It looks like "Harry Potter" magic, but it's just acoustic levitation: Researchers have created a device that uses sound waves to make liquid droplets and small solid objects float in the air and merge into each other on command.
The ultrasonic chessboard could someday be used for delicate chemical or pharmaceutical processes where contamination from a surface could spoil the reaction, said Dimos Poulikakos, an engineer at Switzerland's ETH Zurich. Poulikakos is the senior author of a paper on the project appearing in the Proceedings of the National Academy of Sciences.
"Levitation is an old story," Poulikakos told NBC News. "It was really discovered 100 years ago."
What's new about the device that he and his colleagues constructed is that it uses a chessboard-like array of levitating devices to transport objects through the air with ultrasound. The research team made droplets of water and hydrocarbons float around the squares of the array and smash into each other.
Poulikakos said the method also worked on bits of instant coffee, a bubbling fleck of sodium, tiny steel balls and a wooden toothpick (which looked as if it were slowly twirled by an occult hand).
Surfing the wave
Each of the squares in the chessboard is an acoustic resonator, sending out sound waves at 24.3 kilohertz so that it's reflected off a precisely placed sheet of transparent plastic. The frequency is too high to be heard by human ears. But even at that frequency, the acoustic interference can be strong enough to create a standing wave between the resonators and the reflector, counteracting gravity's pull on the target object.
The levels on each of the resonators can be adjusted to transport an object from one of the squares on the chessboard to the next one over. "The particle can 'surf' along the resonators," Poulikakos explained.

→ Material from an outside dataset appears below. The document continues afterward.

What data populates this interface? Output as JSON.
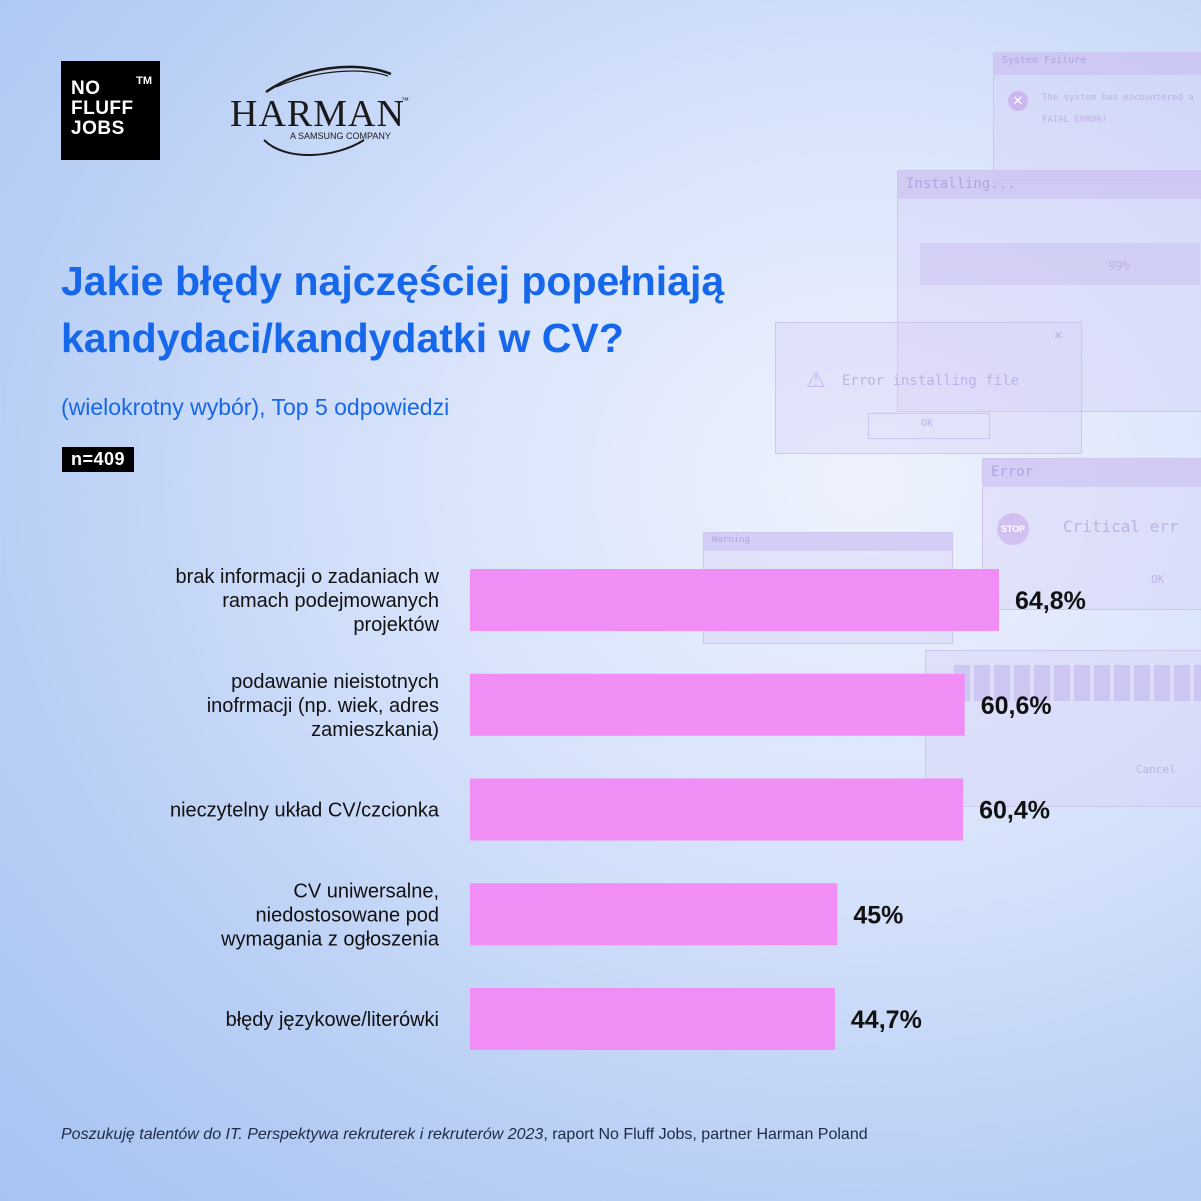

Tuning the power of the apparatus is a tricky thing. Too little power, and there's not enough force to manipulate a droplet. Too much, and the droplet goes poof. "Liquids are a lot more difficult to move than solids," Poulikakos said.
The theoretical size limit for the device depends on the substance being levitated as well as the acoustic frequency. For a drop of water at 24 kilohertz, it's about a tenth of an inch (2.7 millimeters). But that's big enough for pharmaceutical applications, or even for applications that involve manipulating hazardous chemical or radioactive ingredients.
The levitation game
The engineers at ETH Zurich aren't the only ones in the levitation game: Last year, researchers at Argonne National Laboratory in Illinois demonstrated an acoustic levitation setup that could hold liquids in a position for "containerless processing" and X-ray analysis.
Other teams have used magnetic fields rather than sound waves to levitate frogs, grasshoppers and mice, as well as fruit flies.
Poulikakos and his colleagues said these techniques and others could be combined to add to the magic of contactless manipulation.